Aaron Bobick

Formerly of Interactive Computing, College of Computing, Georgia Tech



This is supposed  to be a Research Overview page but it was so out of date I have removed much of the page contents for now.   A moderately up to date list of my publications is here but a more complete list is best found via my  Google author profile.

Below are some current/former projects at the time I left for Washington Univeristy in St. Louis:

Human Action Understanding for Human-Robot Collaboration

This work is really a shift of my activity recognition work into the domain of robotics.  In much of computer vision, activity recognition is generating a label: this video is an example of someone playing basketball.  For a robot to react and interact, it needs to understand the action and be able to make predictions about human behavior.  For example work see:

Hawkins, K., N. Vo, S. Bansal, and A.F. Bobick, “Probabilistic Human Action Prediction and Wait-Sensitive Planning for Responsive Human-Robot Collaboration,”  IEEE-RAS International Conference on Humanoid Robots (Humanoids), 2013

Hawkins, K., N. Vo, S. Bansal, and A.F. Bobick, "Anticipating human actions for collaboration in the presence of task and sensor uncertainty"  IEEE Conference on Robotics and Automation (ICRA) 2014.


Affordance learning

The set of possible actions and their outcomes with respect to the robot and an object are referred to as affordances:
the “action possibilities” latent in the environment for a given agent.  For example, a book with a
planar side affords the ability to push it and a handle attached to a coffee cup affords the ability to grasp it.
Traditionally, much work in robot planning presumes that the physics of the world and its objects can be
modeled, learned and simulated in sufficient detail such that the effect of an action in any context can be
robustly predicted.  Under these assumptions the affordances of any object can be predicted through simulation.
However, it is currently an open question as to what extent this is possible. Even if possible, it will
certainly require extensive and exquisite sensing.
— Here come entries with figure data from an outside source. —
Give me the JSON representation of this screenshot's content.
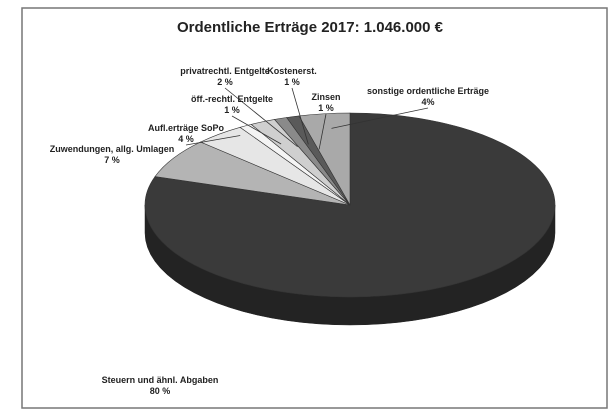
{
  "chart_data": {
    "type": "pie",
    "title": "Ordentliche Erträge 2017: 1.046.000 €",
    "categories": [
      "Steuern und ähnl. Abgaben",
      "Zuwendungen, allg. Umlagen",
      "Aufl.erträge SoPo",
      "öff.-rechtl. Entgelte",
      "privatrechtl. Entgelte",
      "Kostenerst.",
      "Zinsen",
      "sonstige ordentliche Erträge"
    ],
    "values": [
      80,
      7,
      4,
      1,
      2,
      1,
      1,
      4
    ],
    "value_labels": [
      "80 %",
      "7 %",
      "4 %",
      "1 %",
      "2 %",
      "1 %",
      "1 %",
      "4%"
    ],
    "colors": [
      "#3a3a3a",
      "#b4b4b4",
      "#e6e6e6",
      "#f4f4f4",
      "#cfcfcf",
      "#8a8a8a",
      "#5a5a5a",
      "#a9a9a9"
    ]
  }
}
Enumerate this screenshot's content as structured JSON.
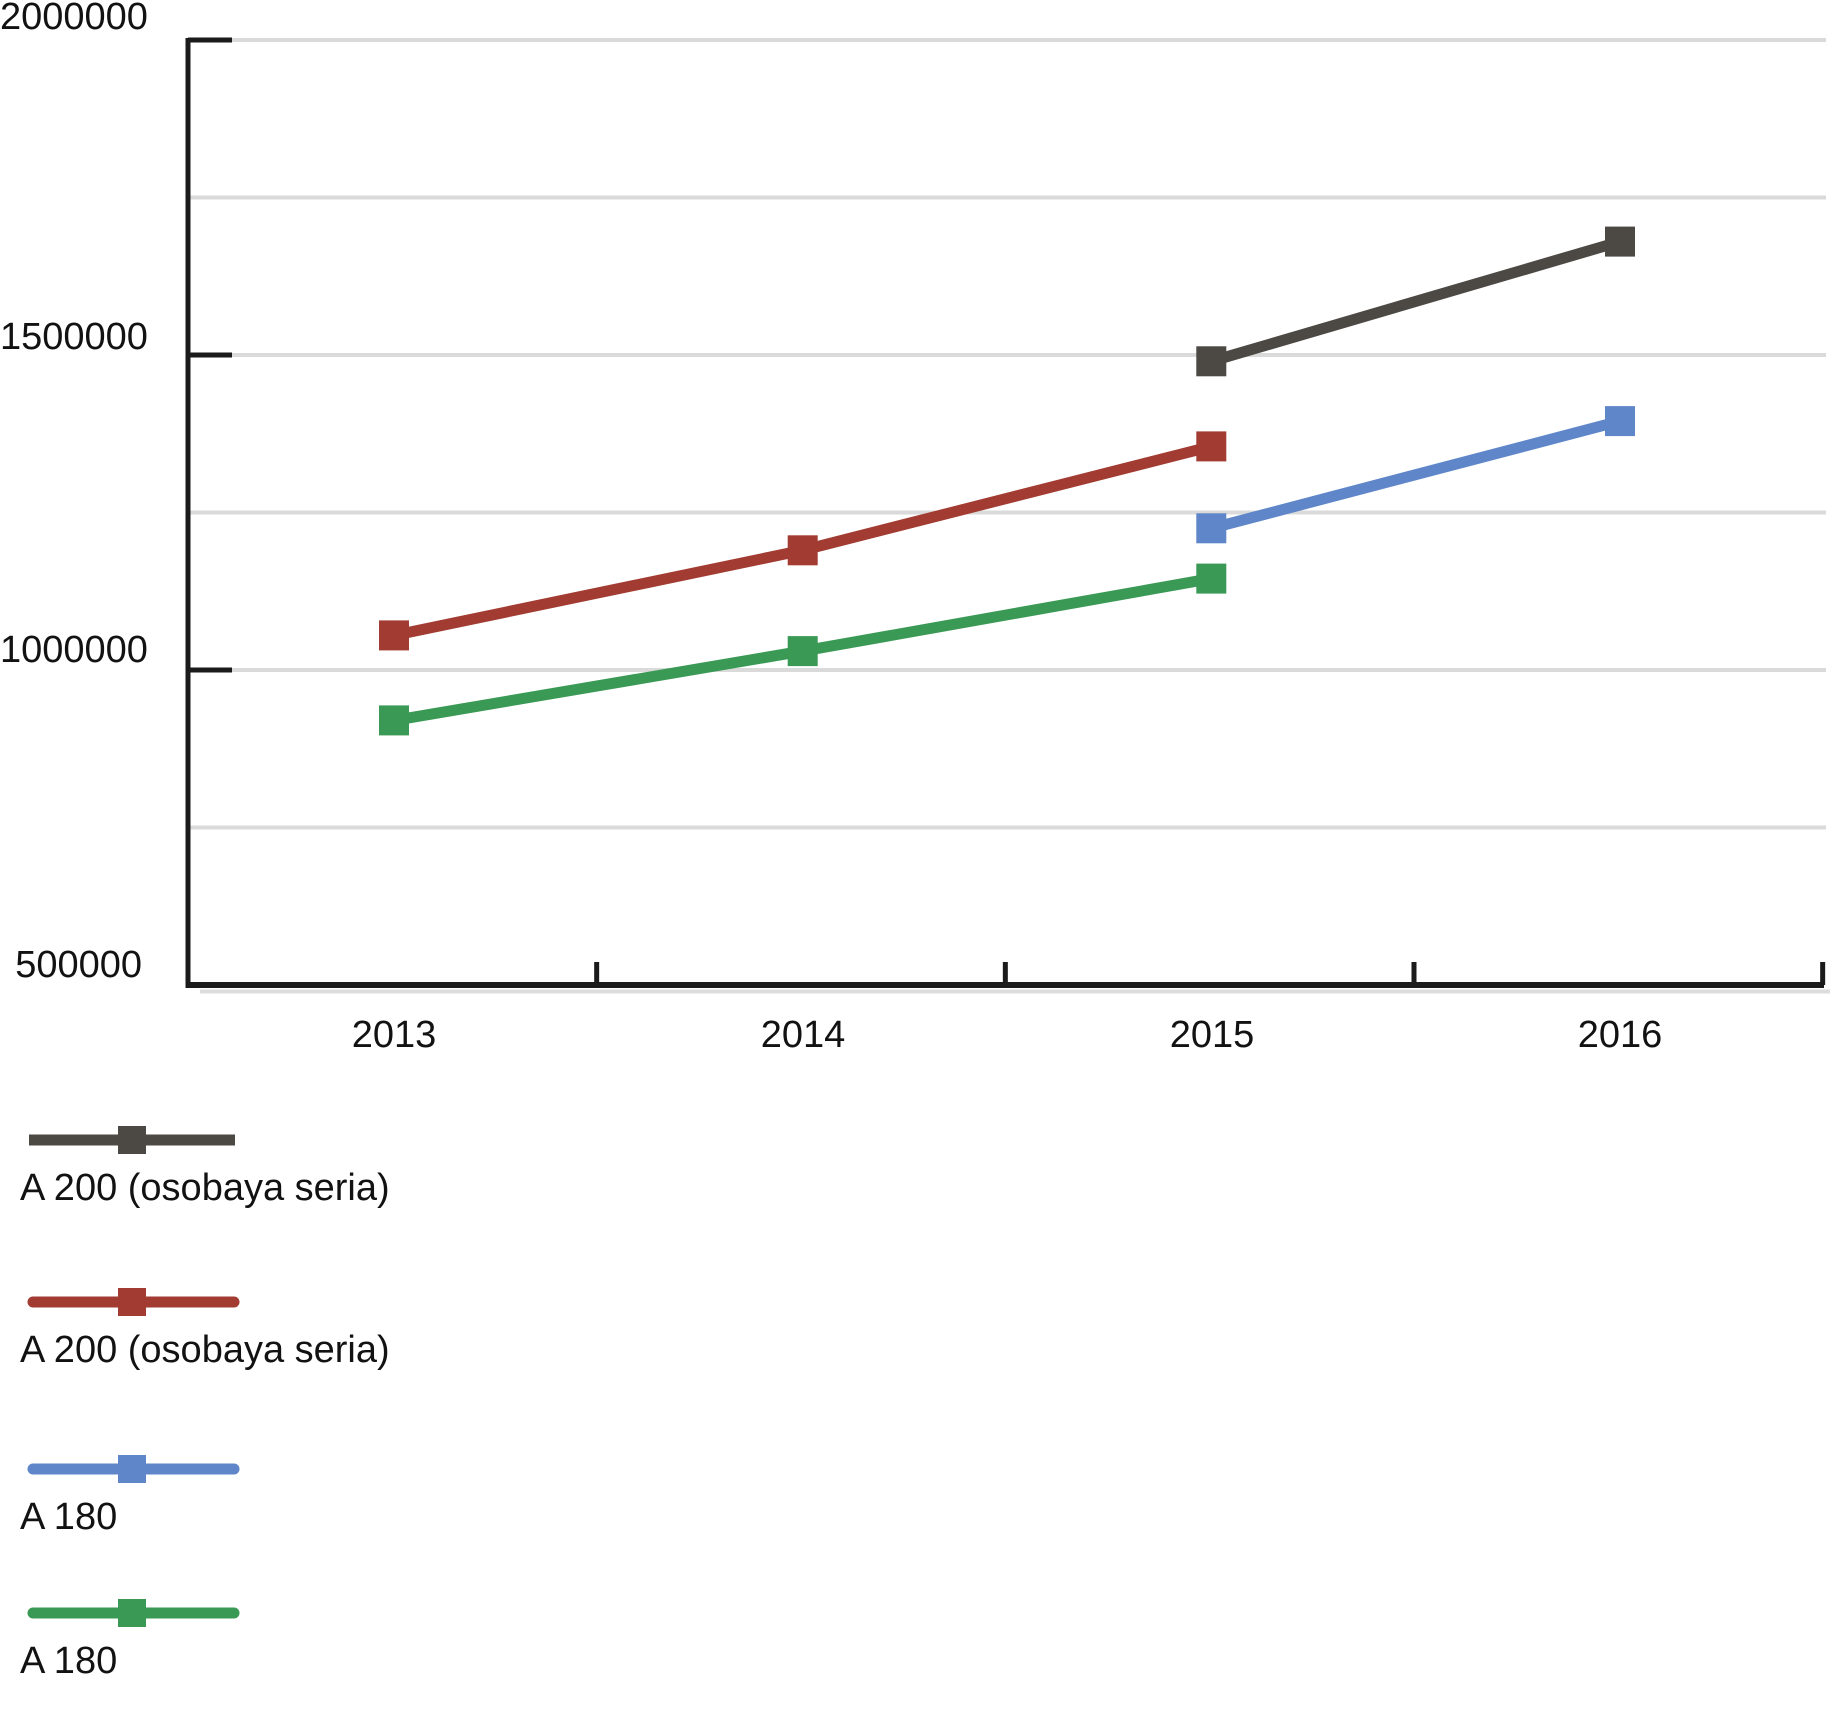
{
  "chart_data": {
    "type": "line",
    "title": "",
    "xlabel": "",
    "ylabel": "",
    "categories": [
      "2013",
      "2014",
      "2015",
      "2016"
    ],
    "series": [
      {
        "name": "A 200 (osobaya seria)",
        "color": "#4C4843",
        "line_cap": "butt",
        "marker": "square",
        "values": [
          null,
          null,
          1490000,
          1680000
        ]
      },
      {
        "name": "A 200 (osobaya seria)",
        "color": "#A23B31",
        "line_cap": "round",
        "marker": "square",
        "values": [
          1055000,
          1190000,
          1355000,
          null
        ]
      },
      {
        "name": "A 180",
        "color": "#5E86C9",
        "line_cap": "round",
        "marker": "square",
        "values": [
          null,
          null,
          1225000,
          1395000
        ]
      },
      {
        "name": "A 180",
        "color": "#3A9A55",
        "line_cap": "round",
        "marker": "square",
        "values": [
          920000,
          1030000,
          1145000,
          null
        ]
      }
    ],
    "ylim": [
      500000,
      2000000
    ],
    "y_tick_values": [
      2000000,
      1500000,
      1000000,
      500000
    ],
    "y_tick_labels": [
      "2000000",
      "1500000",
      "1000000",
      "500000"
    ],
    "gridline_values": [
      2000000,
      1750000,
      1500000,
      1250000,
      1000000,
      750000
    ],
    "grid": true,
    "legend_position": "bottom-left",
    "colors": {
      "axis": "#1B1B1B",
      "gridline": "#DADADA",
      "background": "#FFFFFF",
      "text": "#121212"
    }
  }
}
The notion of affordance based learning and action is  that as an alternative to the physics-complete planning system, a perception driven, affordance-behavior approach allows for combining limited, perceptually-derived geometrical information with experientially-learned knowledge about the behavior of objects. The idea is that at any given point in time, the robot knows about some set of objects and experimental manipulations of those objects
whose outcomes have been recorded. Given some specific object and a task objective, the robot will determine
a plan of actions to perform based upon already learned affordances of similar objects.

For example work see:

Tucker Hermans, Fuxin Li, James M. Rehg, Aaron F. Bobick. "Learning Contact Locations for Pushing and Orienting Unknown Objects." IEEE-RAS International Conference on Humanoid Robotics (Humanoids), Atlanta, GA, USA, October 2013.

Tucker Hermans, Fuxin Li, James M. Rehg, Aaron F. Bobick. "Learning Stable Pushing Locations." IEEE International Conference on Development and Learning and Epigenetic Robotics (ICDL-EPIROB), Osaka, Japan, August 2013.


Human Activity Recognition

I still have an interest in activity recognition, but much less from a notion of labeling.   Instead in terms of how it can be used to parse structured video.  For a recent example see:

Nam Vo and Aaron Bobick, "From Stochastic Grammar to Bayes Network: Probabilistic Parsing of Complex Activity" IEEE Conference on Computer Vision and Pattern Recognition (CVPR), 2014.